Documenting the American South Logo
oral histories of the American South
Excerpt from Oral History Interview with Stetson Kennedy, May 11, 1990. Interview A-0354. Southern Oral History Program Collection (#4007) See Entire Interview >>

Need for activism was evident in civil rights South

Kennedy denies that he experienced an epiphany that inspired him to become a human rights advocate. He says that the South's rottenness was so obvious that it was natural to work to fix it.

Citing this Excerpt

Oral History Interview with Stetson Kennedy, May 11, 1990. Interview A-0354. Southern Oral History Program Collection (#4007) in the Southern Oral History Program Collection, Southern Historical Collection, Wilson Library, University of North Carolina at Chapel Hill.

Full Text of the Excerpt

But it seems to be that there's an important story to tell in terms of some of the personalities who were sort of the force majeure [major force] in each case in the whole scene of, I call it, softening up the South for righteousness, the '30s and '40s, which, really, we were looking for chinks in the wall, and doing what we could to widen them, and raising standards, and clearing air, in the hope that someday it would be possible to hit the streets.
JOHN EGERTON:
But why, though?
STETSON KENNEDY:
Why?
JOHN EGERTON:
Yeah, why were you thinking in those terms when you were just a 30 year old man in a land full of people who didn't think that way?
STETSON KENNEDY:
Well, even in high school, my classmates were saying to each other, "What got into Stet?" you know.
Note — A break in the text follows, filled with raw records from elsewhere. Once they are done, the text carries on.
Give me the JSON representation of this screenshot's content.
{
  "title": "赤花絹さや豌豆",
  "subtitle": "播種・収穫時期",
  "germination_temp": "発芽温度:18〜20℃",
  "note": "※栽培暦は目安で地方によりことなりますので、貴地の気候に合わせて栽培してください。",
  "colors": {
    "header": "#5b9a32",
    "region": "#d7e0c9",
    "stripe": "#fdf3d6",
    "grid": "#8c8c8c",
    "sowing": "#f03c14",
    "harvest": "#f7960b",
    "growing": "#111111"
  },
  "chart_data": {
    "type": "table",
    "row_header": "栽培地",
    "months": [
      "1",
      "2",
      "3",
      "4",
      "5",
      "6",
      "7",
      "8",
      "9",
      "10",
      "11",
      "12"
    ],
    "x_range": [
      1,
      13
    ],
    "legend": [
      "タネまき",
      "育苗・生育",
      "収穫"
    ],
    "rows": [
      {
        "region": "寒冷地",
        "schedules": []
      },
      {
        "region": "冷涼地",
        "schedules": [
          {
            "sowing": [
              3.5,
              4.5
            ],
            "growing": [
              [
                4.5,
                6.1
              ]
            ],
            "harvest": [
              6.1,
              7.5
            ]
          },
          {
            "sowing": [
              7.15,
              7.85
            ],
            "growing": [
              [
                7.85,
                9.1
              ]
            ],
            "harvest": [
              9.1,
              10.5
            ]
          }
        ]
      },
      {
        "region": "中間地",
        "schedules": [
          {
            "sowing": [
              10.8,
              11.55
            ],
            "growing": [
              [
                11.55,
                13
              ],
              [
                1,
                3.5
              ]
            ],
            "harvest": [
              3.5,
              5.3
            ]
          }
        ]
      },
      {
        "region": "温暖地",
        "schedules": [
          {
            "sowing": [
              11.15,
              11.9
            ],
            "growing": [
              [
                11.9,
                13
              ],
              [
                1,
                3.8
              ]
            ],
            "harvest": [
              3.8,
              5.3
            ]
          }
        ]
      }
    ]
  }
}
So it happened early, whatever it was.
JOHN EGERTON:
Do you think you know what it was?
STETSON KENNEDY:
I think so. You know, with people asking me constantly, in retrospect, I'm aware that journalists especially want some magic key incident that turns you around, you know, and made a saint out of a sinner, or whatever [Laughter.] .
JOHN EGERTON:
Paul on the road to Damascus.
STETSON KENNEDY:
Although there were plenty of incidents, all of my senses, all of the time, were telling me that things were rotten in the South, throughout the South, in the world for that matter. Not only in terms of race and apartheid, but all manner of injustice. I was equally concerned with all manner, and race was just one of the most gross injustices we had going. So that my answer, don't ask me what was wrong with me, what was wrong with the rest of the state and South and nation and world that was engaged in that sort of oppression of one people over another.